Probably everyone who cares already know that you can’t listen to Pandora in the background while you browse the web, or do anything else on your iPad — that kind of multitasking won’t show up until iPhoneOS version 4 makes it to the iPad sometime in the fall. But did you know, you can listen to some kinds of streaming audio at the same time you browse and use other appsiu? I didn’t, until I decided to try.
For it to work, your streaming source needs to support streaming of MP3 or AAC audio over http like our local NPR station, KUOW. Then you just click the link to start the stream, which starts a player in a browser tab, then you just go ahead and open a new tab and continue with your browsing, or switch to another app. This isn’t an earthshaking feature, but it should come in handy.
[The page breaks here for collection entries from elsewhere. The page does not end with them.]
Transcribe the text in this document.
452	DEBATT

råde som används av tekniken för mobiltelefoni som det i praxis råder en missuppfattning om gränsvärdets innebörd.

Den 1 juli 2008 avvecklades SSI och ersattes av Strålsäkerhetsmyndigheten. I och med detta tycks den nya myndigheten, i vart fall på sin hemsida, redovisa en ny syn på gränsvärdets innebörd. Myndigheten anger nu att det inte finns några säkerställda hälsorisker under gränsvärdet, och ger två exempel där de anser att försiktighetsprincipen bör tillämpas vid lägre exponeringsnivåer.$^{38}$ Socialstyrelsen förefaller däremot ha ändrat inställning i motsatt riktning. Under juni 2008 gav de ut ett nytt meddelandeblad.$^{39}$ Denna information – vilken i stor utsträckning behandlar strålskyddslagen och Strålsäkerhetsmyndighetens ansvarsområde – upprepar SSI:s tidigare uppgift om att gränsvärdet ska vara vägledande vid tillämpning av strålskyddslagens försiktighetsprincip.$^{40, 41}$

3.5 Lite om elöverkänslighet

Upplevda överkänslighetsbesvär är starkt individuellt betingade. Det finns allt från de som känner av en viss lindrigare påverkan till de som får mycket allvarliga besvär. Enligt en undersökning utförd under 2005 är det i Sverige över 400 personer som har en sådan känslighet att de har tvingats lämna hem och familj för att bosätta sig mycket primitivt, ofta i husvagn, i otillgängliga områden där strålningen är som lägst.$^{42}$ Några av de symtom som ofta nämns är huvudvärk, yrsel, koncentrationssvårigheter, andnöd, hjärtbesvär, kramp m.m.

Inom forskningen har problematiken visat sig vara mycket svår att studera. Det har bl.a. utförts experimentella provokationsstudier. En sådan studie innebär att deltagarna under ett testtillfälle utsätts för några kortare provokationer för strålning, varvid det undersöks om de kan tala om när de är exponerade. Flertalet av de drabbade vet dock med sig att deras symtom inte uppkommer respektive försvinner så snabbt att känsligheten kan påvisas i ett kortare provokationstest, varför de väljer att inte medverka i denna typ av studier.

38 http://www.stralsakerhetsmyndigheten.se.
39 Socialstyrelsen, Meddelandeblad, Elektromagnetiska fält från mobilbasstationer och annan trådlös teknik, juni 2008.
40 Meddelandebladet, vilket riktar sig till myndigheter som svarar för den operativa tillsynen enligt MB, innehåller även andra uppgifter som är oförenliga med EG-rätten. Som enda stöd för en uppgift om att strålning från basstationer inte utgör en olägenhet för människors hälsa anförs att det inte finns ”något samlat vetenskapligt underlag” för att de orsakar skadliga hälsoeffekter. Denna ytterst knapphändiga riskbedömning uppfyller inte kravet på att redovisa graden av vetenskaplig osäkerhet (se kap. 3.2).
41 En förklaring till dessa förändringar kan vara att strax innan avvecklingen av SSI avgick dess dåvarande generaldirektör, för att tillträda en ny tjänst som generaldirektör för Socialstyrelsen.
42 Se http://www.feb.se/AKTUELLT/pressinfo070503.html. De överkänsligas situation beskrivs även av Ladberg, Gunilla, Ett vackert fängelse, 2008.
Last month I tried out Netflix’s streaming video service. I thought the price was right (free with most Netflix subscription plans), but the video quality was poor, like an old VHS tape recorded from TV. The selection was so so as well, but the all-you-can-eat price is right, especially compared to the $3-5/pop it costs to rent something on iTunes.
They.’ve recently addressed another issue. Roku has just released a $99 set top box that plays Netflix on demand. Netflix doesn’t have HD content (and I doubt that most people have internet connections that would be up to streamed HD), but the device is HD ready. I’ve been thinking of replacing the computer hooked to our TV with a smaller, more efficient device, but I’d been leaning back to using a computer so we could use netflix’s streaming. The Roku device solves that problem, but, unfortunately, doesn’t seem to play anything else. Too bad. I’d happily pay another $25-50 for something that would play content from a media server.
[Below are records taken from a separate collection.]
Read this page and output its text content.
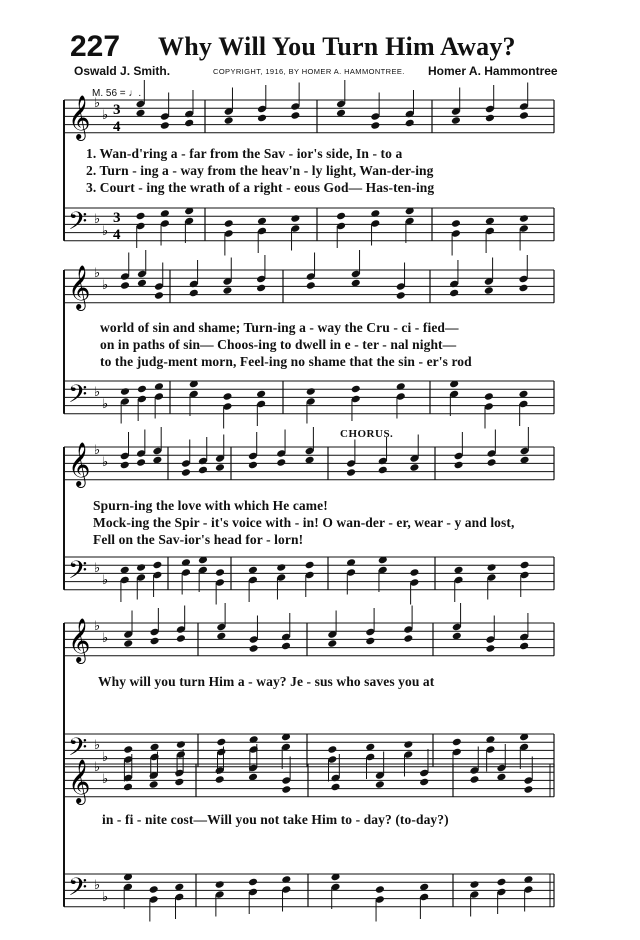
227 Why Will You Turn Him Away?
Oswald J. Smith.	COPYRIGHT, 1916, BY HOMER A. HAMMONTREE. Homer A. Hammontree
M. 56 = ♩.
𝄞
𝄢
♭
♭
♭
♭
3
4
3
4
𝄞
𝄢
♭
♭
♭
♭
𝄞
𝄢
♭
♭
♭
♭
𝄞
𝄢
♭
♭
♭
♭
𝄞
𝄢
♭
♭
♭
♭
1. Wan-d'ring a - far from the Sav - ior's side, In - to a
2. Turn - ing a - way from the heav'n - ly light, Wan-der-ing
3. Court - ing the wrath of a right - eous God— Has-ten-ing
world of sin and shame; Turn-ing a - way the Cru - ci - fied—
on in paths of sin— Choos-ing to dwell in e - ter - nal night—
to the judg-ment morn, Feel-ing no shame that the sin - er's rod
CHORUS.
Spurn-ing the love with which He came!
Mock-ing the Spir - it's voice with - in! O wan-der - er, wear - y and lost,
Fell on the Sav-ior's head for - lorn!
Why will you turn Him a - way? Je - sus who saves you at
in - fi - nite cost—Will you not take Him to - day? (to-day?)
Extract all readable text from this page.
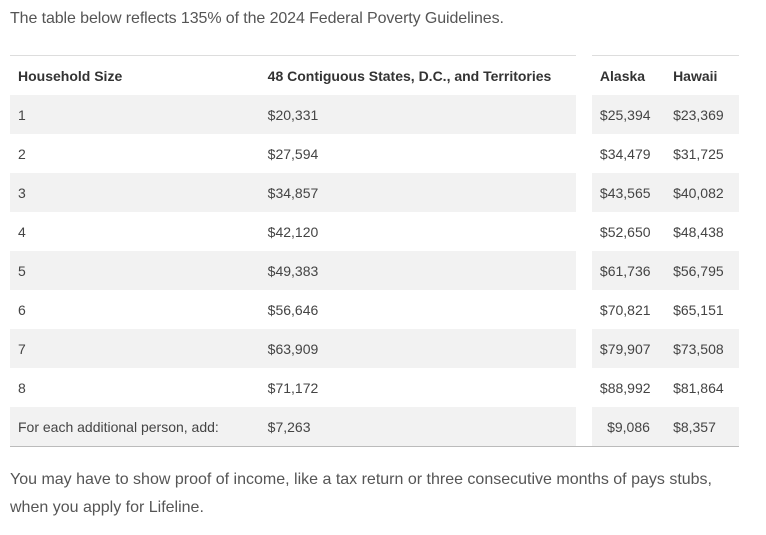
The table below reflects 135% of the 2024 Federal Poverty Guidelines.

Household Size	48 Contiguous States, D.C., and Territories		Alaska	Hawaii
1	$20,331		$25,394	$23,369
2	$27,594		$34,479	$31,725
3	$34,857		$43,565	$40,082
4	$42,120		$52,650	$48,438
5	$49,383		$61,736	$56,795
6	$56,646		$70,821	$65,151
7	$63,909		$79,907	$73,508
8	$71,172		$88,992	$81,864
For each additional person, add:	$7,263		$9,086	$8,357

You may have to show proof of income, like a tax return or three consecutive months of pays stubs, when you apply for Lifeline.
A few months after Netflix launched their “watch instantly” streaming feature I tried to get it running on the computer hooked to our TV. I didn’t get very far though, since it required WinXP, and the computer was (and still is) running windows 2000. In addition, our DSL speed at the time was only 1.5Mbps, which wasn’t enough for their top quality.
I decided to give it another shot though. I haven’t upgraded the TV computer, yet, so I thought I’d try and run it from VMWare Fusion on a Mac laptop I use. The good news is that it works — I thought that DRM restrictions would prevent it from working in a virtual machine.
The bad news is that the quality is truly mediocre, even using our 3Mbit connection, and from what I can tell, a faster connection won’t help.